Lorenza Smith speaks at OCU.
By Molly Kate Been
During the first week of October, a homeless pastor blessed the Oklahoma City University community.
After years of petitioning her bishop in the Rio Grande Conference, United Methodist clergywoman Lorenza Andrade Smith began a three-year appointment to homeless ministries on July 1, 2011. She gave away all her belongings and forfeited her pension, insurance, and benefits. She lives on the streets, or "under the stars," in solidarity with the poor.
While in Oklahoma City, she joined students sleeping on the OCU campus lawn to support DAX, the Christian service fraternity, in its annual Homeless Awareness Week. She preached in three worship services, gave two lectures, and ministered to people on the streets.
She would not accept an honorarium for her visit; "I work for food," she said. In her honor, the Owen Wimberly Center at OCU will make a donation to a ministry that serves the poor.
I was one of the students in a Christian Education class that she taught. As I listened to Rev. Smith speak of her experiences with the most marginalized of people, I suddenly saw myself in a different light. I was wearing approximately $250 worth of clothes. Moreover, my clothes were clean; my hair, washed; my teeth, brushed.
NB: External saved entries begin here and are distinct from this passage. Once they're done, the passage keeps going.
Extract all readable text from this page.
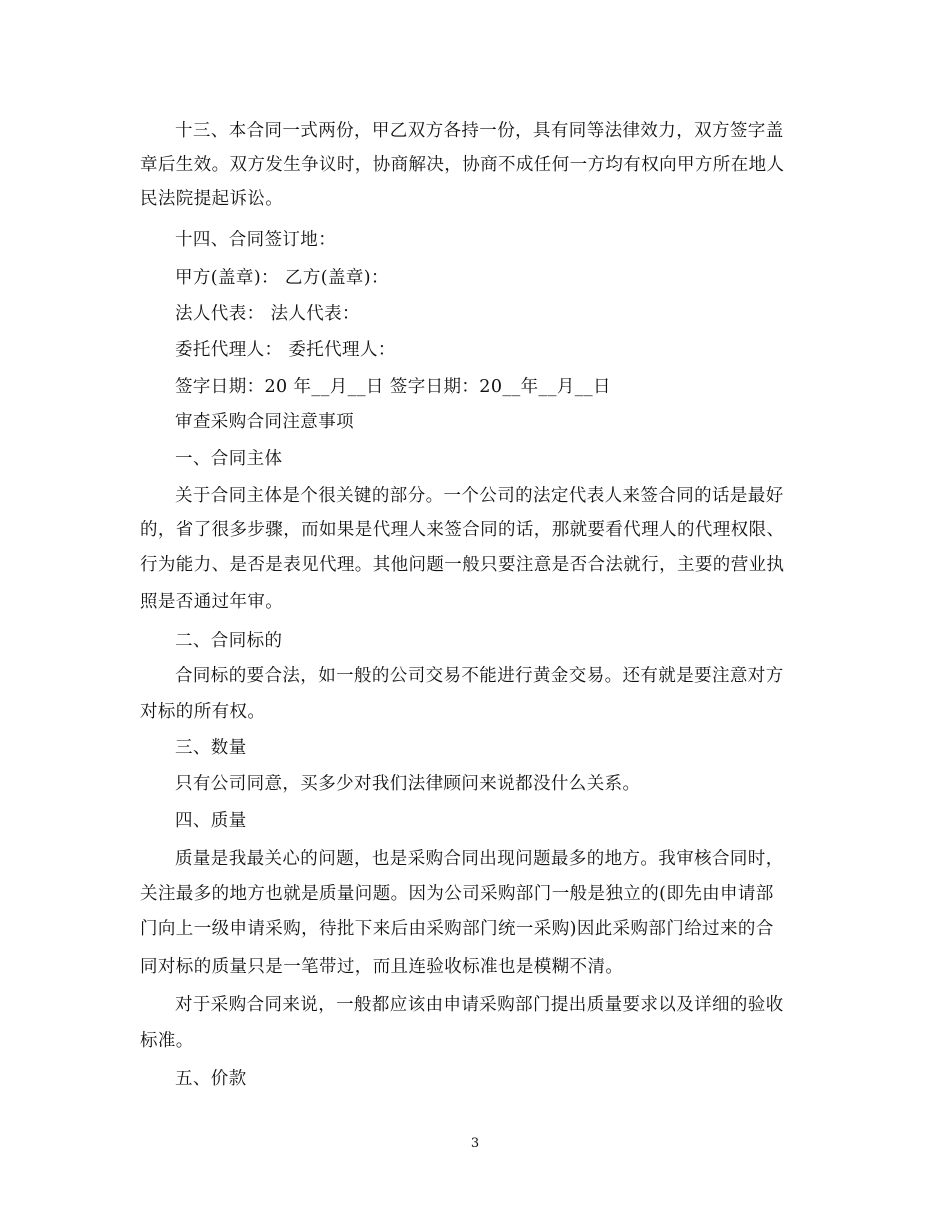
十三、本合同一式两份，甲乙双方各持一份，具有同等法律效力，双方签字盖
章后生效。双方发生争议时，协商解决，协商不成任何一方均有权向甲方所在地人
民法院提起诉讼。
十四、合同签订地：
甲方(盖章)： 乙方(盖章)：
法人代表： 法人代表：
委托代理人： 委托代理人：
签字日期：20 年__月__日 签字日期：20__年__月__日
审查采购合同注意事项
一、合同主体
关于合同主体是个很关键的部分。一个公司的法定代表人来签合同的话是最好
的，省了很多步骤，而如果是代理人来签合同的话，那就要看代理人的代理权限、
行为能力、是否是表见代理。其他问题一般只要注意是否合法就行，主要的营业执
照是否通过年审。
二、合同标的
合同标的要合法，如一般的公司交易不能进行黄金交易。还有就是要注意对方
对标的所有权。
三、数量
只有公司同意，买多少对我们法律顾问来说都没什么关系。
四、质量
质量是我最关心的问题，也是采购合同出现问题最多的地方。我审核合同时，
关注最多的地方也就是质量问题。因为公司采购部门一般是独立的(即先由申请部
门向上一级申请采购，待批下来后由采购部门统一采购)因此采购部门给过来的合
同对标的质量只是一笔带过，而且连验收标准也是模糊不清。
对于采购合同来说，一般都应该由申请采购部门提出质量要求以及详细的验收
标准。
五、价款
3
As I snacked on a bag of Cheetos with my neighbor, I wondered, "What must she think of me?" I sat convicted and raised my hand to ask if she was angry with us—privileged students who claim to be "poor college kids."
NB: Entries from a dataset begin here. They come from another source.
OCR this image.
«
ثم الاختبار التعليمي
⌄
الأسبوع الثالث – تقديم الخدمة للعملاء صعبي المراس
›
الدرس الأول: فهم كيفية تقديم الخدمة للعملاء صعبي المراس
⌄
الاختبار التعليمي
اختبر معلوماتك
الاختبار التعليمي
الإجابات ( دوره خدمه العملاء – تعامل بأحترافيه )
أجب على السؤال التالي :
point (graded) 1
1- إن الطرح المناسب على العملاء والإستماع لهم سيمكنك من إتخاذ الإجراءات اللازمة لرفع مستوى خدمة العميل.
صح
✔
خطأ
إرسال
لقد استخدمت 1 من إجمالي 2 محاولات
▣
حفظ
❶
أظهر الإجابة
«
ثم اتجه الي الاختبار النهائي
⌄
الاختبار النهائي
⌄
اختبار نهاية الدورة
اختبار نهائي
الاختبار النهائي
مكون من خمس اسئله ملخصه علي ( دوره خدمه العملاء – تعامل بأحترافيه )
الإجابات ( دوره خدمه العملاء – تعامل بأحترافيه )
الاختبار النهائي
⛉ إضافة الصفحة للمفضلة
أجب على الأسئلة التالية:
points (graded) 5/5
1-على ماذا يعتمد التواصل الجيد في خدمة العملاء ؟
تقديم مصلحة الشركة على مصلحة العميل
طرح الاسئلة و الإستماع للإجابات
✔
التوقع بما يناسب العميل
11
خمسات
She answered, sighing, "I just don’t have the energy to be angry." Instead, her energy is spent working as a positive force for compassion, justice, and love in the world.
Rev. Smith gave new perspective on the homeless. She described chronic exhaustion as one of her greatest struggles. "I would take sleep over food any day," she said.
She spoke extensively about the criminalization of the poor. Public urination and sleeping outside are illegal, yet public restrooms or shelter are not available to all. Rev. Smith has been arrested four times for acts of civil disobedience on behalf of the marginalized since she has been on the streets.
Her story has brought me back to a core message of the Gospel: God is on the side of the poor and is calling me to do the same.
(OCU senior Molly Kate Been is a Bishop’s Scholar, majoring in religion.)